Survey Sampling - Weighting

Weighting is having single observations “count as”
more or less than single observations. For example, a (nett) sample consists of 30 females and 10 males. In this case, we may want to weight this sample: we'll have each female respondent count as only 0.67 respondents and each male respondent as 2 respondents. The figure below shows what this looks like in our data.

A Weighted Nett Sample may be Representative

A weighted nett sample. Note that the weights are just a variable in our data.

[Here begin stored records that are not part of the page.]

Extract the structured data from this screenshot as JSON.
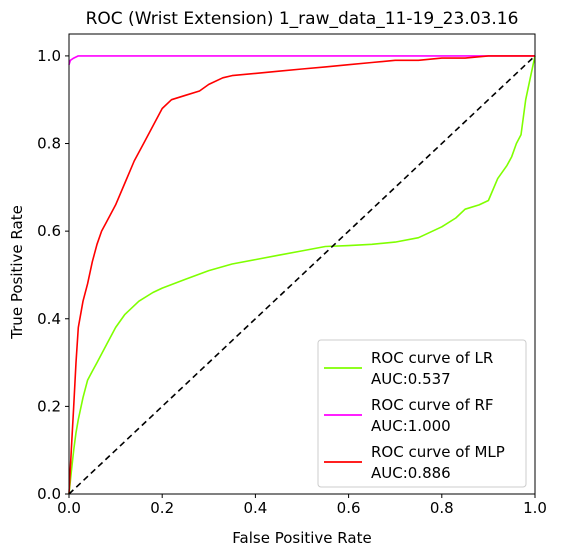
{
  "chart_data": {
    "type": "line",
    "title": "ROC (Wrist Extension) 1_raw_data_11-19_23.03.16",
    "xlabel": "False Positive Rate",
    "ylabel": "True Positive Rate",
    "xlim": [
      0.0,
      1.0
    ],
    "ylim": [
      0.0,
      1.05
    ],
    "xticks": [
      "0.0",
      "0.2",
      "0.4",
      "0.6",
      "0.8",
      "1.0"
    ],
    "yticks": [
      "0.0",
      "0.2",
      "0.4",
      "0.6",
      "0.8",
      "1.0"
    ],
    "grid": false,
    "legend_position": "lower-right",
    "series": [
      {
        "name": "ROC curve of LR",
        "auc_label": "AUC:0.537",
        "color": "#7fff00",
        "x": [
          0.0,
          0.005,
          0.01,
          0.015,
          0.02,
          0.03,
          0.04,
          0.05,
          0.06,
          0.08,
          0.1,
          0.12,
          0.15,
          0.18,
          0.2,
          0.25,
          0.3,
          0.35,
          0.4,
          0.45,
          0.5,
          0.55,
          0.6,
          0.65,
          0.7,
          0.75,
          0.8,
          0.83,
          0.85,
          0.88,
          0.9,
          0.92,
          0.94,
          0.95,
          0.96,
          0.97,
          0.98,
          0.99,
          1.0
        ],
        "y": [
          0.0,
          0.05,
          0.1,
          0.14,
          0.17,
          0.22,
          0.26,
          0.28,
          0.3,
          0.34,
          0.38,
          0.41,
          0.44,
          0.46,
          0.47,
          0.49,
          0.51,
          0.525,
          0.535,
          0.545,
          0.555,
          0.565,
          0.567,
          0.57,
          0.575,
          0.585,
          0.61,
          0.63,
          0.65,
          0.66,
          0.67,
          0.72,
          0.75,
          0.77,
          0.8,
          0.82,
          0.9,
          0.95,
          1.0
        ]
      },
      {
        "name": "ROC curve of RF",
        "auc_label": "AUC:1.000",
        "color": "#ff00ff",
        "x": [
          0.0,
          0.003,
          0.01,
          0.02,
          0.03,
          0.05,
          0.2,
          0.5,
          0.8,
          1.0
        ],
        "y": [
          0.98,
          0.99,
          0.995,
          1.0,
          1.0,
          1.0,
          1.0,
          1.0,
          1.0,
          1.0
        ]
      },
      {
        "name": "ROC curve of MLP",
        "auc_label": "AUC:0.886",
        "color": "#ff0000",
        "x": [
          0.0,
          0.005,
          0.01,
          0.015,
          0.02,
          0.03,
          0.04,
          0.05,
          0.06,
          0.07,
          0.08,
          0.1,
          0.12,
          0.14,
          0.16,
          0.18,
          0.2,
          0.22,
          0.25,
          0.28,
          0.3,
          0.33,
          0.35,
          0.4,
          0.45,
          0.5,
          0.55,
          0.6,
          0.65,
          0.7,
          0.75,
          0.8,
          0.85,
          0.9,
          0.95,
          1.0
        ],
        "y": [
          0.0,
          0.1,
          0.2,
          0.3,
          0.38,
          0.44,
          0.48,
          0.53,
          0.57,
          0.6,
          0.62,
          0.66,
          0.71,
          0.76,
          0.8,
          0.84,
          0.88,
          0.9,
          0.91,
          0.92,
          0.935,
          0.95,
          0.955,
          0.96,
          0.965,
          0.97,
          0.975,
          0.98,
          0.985,
          0.99,
          0.99,
          0.995,
          0.995,
          1.0,
          1.0,
          1.0
        ]
      },
      {
        "name": "",
        "color": "#000000",
        "style": "dashed",
        "x": [
          0.0,
          1.0
        ],
        "y": [
          0.0,
          1.0
        ]
      }
    ]
  }
}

Now 30 females will count as (30 * 0.67 =) 20 respondents and 10 men count as (10 * 2 =) 20 respondents. The weighted sample now consists of 20 males and 20 females.
What the previous example illustrated is that selective non response biases research outcomes. It does so by affecting the representativity of the nett sample.
So how can we prevent bias from selective non response? The most common “fix” to selective non response is weighting the nett sample. A detailed explanation of weighting is beyond the scope of this tutorial.However, see SPSS WEIGHT Command Very briefly, weighting means that underrepresented groups are given more weight in the sample and vice versa for overrepresented groups. The result is a weighted nett sample that may be more representative than its unweighted counterpart.
Importantly, weighting requires that population distributions on relevant background variables are known (or can be reasonably estimated) for the target population. In practice, such frequency distributions are often available only for very general populations (such as all Dutch citizens) on main demographic variables (age, gender). Unfortunately, this information is often insufficient in order to properly weight a sample.
Finally, keep in mind here that weighting violates simple random sampling and therefore biases inferential statistics (such as p-values and confidence intervals) unless special corrections are used.